While I ended up choosing the plots above to focus on for my project, there were some other interesting plots I did not get to highlight. One of them is the stacked bar chart of deaths by race for each age group, specifically the one from the accidental deaths dataframe:
In contrast to the suicides graph (shown earlier in the report), in which white people represent about 75% or more of the deaths for each age group, this graph shows significantly higher proportions of black people killed at younger ages. There are a few possible factors that could have led to these higher proportions. My best guess is that this occurs because police officers disproportionately kill young black people more than young people of other races. While these killings are motivated by racial prejudices, they are often recorded as accidents, because police officers responsible for these shootings believe that they are accidents consciously and report them as so. While I cannot claim definitively that this is the reason behind these differing results, the larger proportions certainly caught my attention, and this theory was the first thing to come to mind.

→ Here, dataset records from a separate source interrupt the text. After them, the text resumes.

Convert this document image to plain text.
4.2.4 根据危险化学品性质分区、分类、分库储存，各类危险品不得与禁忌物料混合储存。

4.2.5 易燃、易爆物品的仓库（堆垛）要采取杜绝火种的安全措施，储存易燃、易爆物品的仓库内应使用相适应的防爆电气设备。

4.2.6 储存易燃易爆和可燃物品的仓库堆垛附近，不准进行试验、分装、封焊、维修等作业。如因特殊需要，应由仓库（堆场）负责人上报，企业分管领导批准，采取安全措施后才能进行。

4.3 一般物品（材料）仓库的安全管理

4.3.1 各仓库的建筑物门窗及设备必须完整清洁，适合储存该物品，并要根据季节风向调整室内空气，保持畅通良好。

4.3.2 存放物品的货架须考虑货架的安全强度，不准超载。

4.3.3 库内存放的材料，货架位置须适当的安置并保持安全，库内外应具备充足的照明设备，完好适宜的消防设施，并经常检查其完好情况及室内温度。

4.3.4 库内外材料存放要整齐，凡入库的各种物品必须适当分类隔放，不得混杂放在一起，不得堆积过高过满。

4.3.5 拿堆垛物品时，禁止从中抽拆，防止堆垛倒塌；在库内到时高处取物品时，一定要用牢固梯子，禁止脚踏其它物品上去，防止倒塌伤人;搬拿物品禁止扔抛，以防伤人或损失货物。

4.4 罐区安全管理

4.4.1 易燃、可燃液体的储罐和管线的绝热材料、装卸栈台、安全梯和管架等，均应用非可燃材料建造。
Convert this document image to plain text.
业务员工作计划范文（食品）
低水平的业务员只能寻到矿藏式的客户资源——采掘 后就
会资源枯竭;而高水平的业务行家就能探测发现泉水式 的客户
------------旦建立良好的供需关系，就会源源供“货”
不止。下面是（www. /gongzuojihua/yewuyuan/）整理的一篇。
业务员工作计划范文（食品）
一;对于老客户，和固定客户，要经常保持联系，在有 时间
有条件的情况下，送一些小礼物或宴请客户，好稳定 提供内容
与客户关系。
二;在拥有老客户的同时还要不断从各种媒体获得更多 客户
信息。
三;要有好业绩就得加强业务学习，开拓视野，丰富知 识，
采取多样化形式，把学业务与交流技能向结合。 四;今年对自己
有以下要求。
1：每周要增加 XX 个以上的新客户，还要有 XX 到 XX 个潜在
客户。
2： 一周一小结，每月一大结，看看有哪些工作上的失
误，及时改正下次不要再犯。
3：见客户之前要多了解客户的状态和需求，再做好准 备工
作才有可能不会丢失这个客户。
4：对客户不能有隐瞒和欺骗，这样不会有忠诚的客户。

Although this R markdown file was a stepping stone for a specific visualization, it was definitely an engaging process to discover some patterns that were more obvious within the dataset and some that were less obvious. The visualization I ended up creating for my project could not capture all of the interesting findings that came up in my exploration. There were some fundamental differences between the suicides and accidental deaths dataframes but the two groups were also more similar than I expected at some points. Therefore, exploration was key to really understanding the dataset. One challenge of working with this dataset, however, was that the majority of the variables were categorical, making it difficult to find relationships between variables. This caused me to work with counts of variables most of the time, which is why majority of the visualizations are bar charts. This also forced me to work with age a lot, since it was the only quantitative variable that showed interesting (inferred) relationships with other variables. I am satisfied with the amount I explored the age and age group variables, and I feel that I learned a lot in the process. Nevertheless, this decision to focus on age really set the tone for the majority of the project, and I did not explore other variables much, except when it came to their relationship with age. One area of future analysis can involve grouping the data by race or education the way I did for age groups, and seeing what interesting findings come up in those areas. Finally, I felt limited in that dataset only had information on the victims of gun deaths and not on the shooters themselves. While my focus was on suicides and accidental deaths, I may have focused on homicides more if there was information on the shooter. In conclusion, while exploring this dataset was a rewarding process, it would be greatly beneficial if similar data was collected from the last few years with information on both parties involved in a shooting, and with new variables added in.